Kartu Pra Kerja, Realita Tak Secerah Ekspektasi



       Oleh : Miftahhurahmah, S.Pd

Ada  hal yang menarik perhatian masyarakat baru-baru ini, yakni tentang sertifikasi nikah dan kartu pra kerja. Keduanya saling berkaitan, siapa yang tidak  tergiur dengan jenis kartu sakti ini, bayangkan saja saldo dalam kartu itu berisi uang bahkan sampai 7,6 juta. Namun sebelum terlanjur senang, ada baiknya kita cari tahu kebenaran info ini agar tidak kecewa dikemudian hari.
Beberapa media memberitakan bahwa Kartu yang dicetak secara digital itu nantinya berisi saldo sekitar Rp 3,650 juta sampai Rp 7,650 juta. Menteri Koordinator Pembangunan Manusia dan Kebudayaan ( Kemenko-PMK), Muhadjir Effendy mengatakan, kartu Pra Kerja dibagikan kepada para pengantin baru yang masuk kategori miskin. Pemberian Kartu Pra Kerja kepada para pengantin baru ini masuk kedalam program sertifikasi nikah.

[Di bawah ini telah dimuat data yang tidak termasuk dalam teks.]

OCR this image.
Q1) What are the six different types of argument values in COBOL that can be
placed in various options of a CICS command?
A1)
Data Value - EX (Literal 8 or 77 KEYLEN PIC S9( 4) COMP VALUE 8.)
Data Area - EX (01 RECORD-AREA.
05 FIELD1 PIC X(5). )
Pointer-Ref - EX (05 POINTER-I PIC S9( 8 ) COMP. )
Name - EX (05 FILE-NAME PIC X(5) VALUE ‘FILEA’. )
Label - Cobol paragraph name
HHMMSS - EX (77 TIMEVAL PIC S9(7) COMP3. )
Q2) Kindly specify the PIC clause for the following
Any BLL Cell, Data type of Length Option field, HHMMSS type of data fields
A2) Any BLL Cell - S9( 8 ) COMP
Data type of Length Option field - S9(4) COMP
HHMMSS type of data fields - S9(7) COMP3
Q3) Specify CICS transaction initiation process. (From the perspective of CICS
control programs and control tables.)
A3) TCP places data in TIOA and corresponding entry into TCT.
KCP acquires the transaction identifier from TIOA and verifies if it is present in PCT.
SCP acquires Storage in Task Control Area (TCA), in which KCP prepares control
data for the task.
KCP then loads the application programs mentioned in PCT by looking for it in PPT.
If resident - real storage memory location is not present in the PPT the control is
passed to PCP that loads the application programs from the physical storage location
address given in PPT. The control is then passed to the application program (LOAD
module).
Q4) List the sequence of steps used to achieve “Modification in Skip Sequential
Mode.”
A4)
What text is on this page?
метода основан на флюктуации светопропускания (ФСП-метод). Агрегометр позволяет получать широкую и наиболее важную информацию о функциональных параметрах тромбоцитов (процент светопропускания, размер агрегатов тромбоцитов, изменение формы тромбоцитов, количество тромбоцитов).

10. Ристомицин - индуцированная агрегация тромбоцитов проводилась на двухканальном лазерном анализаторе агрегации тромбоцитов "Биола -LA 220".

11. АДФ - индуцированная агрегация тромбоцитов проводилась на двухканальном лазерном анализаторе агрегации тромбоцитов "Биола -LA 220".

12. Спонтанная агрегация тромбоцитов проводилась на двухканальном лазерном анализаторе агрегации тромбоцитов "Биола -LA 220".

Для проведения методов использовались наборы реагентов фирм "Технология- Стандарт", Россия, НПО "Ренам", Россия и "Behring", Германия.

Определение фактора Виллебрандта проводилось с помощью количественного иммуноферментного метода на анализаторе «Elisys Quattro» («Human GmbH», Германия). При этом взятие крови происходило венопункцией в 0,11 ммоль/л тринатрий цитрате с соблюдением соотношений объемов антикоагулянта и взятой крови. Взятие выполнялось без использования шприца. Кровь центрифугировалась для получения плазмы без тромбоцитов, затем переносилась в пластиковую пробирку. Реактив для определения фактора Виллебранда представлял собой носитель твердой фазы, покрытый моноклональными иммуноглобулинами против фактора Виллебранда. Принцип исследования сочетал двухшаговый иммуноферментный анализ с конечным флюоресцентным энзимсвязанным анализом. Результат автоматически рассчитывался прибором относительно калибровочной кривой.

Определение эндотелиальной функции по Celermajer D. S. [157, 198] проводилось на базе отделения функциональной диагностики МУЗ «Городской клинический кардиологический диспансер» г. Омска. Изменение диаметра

Setelah calon pengantin menyelesaikan bimbingan nikah selama tiga bulan, mereka yang tidak mempunyai sumber penghasilan diperkenankan mengikuti pelatihan lanjutan alias pra kerja.  Uang (yang ada di dalam kartu) itu digunakan untuk membiayai program pelatihan yang diambil oleh para pencari kerja atau yang terkena PHK dan ingin mendapatkan pekerjaan baru,” katanya (Tribunnews.com, 30/11/19).

Dari sini jelas lah bahwa kartu pra kerja itu tidak diberikan sembarangan kepada para pengangguran, akan tetapi diberikan kepada pasangan pengantin yang sudah mengikuti bimbingan nikah dan terkategori miskin saja. Dan yang paling mengecewakan adalah uang yang ada dalam saldo kartu tersebut dipakai untuk biaya program pelatihan keterampilan kerja alias bukan untuk modal usaha atau uang saku biaya hidup. Karena Menteri Koordinator Pembangunan Manusia dan Kebudayaan juga mengatakan bahwa selain pelatihan pra kerja, pengantin baru yang memilih membuka usaha sendiri ketimbang bekerja juga dimudahkan untuk memperoleh kredit usaha rakyat (KUR) (Tribunnews.com/30/11/19). Ini jelas mempertegas bahwa uang saldo itu bukan untuk modal usaha.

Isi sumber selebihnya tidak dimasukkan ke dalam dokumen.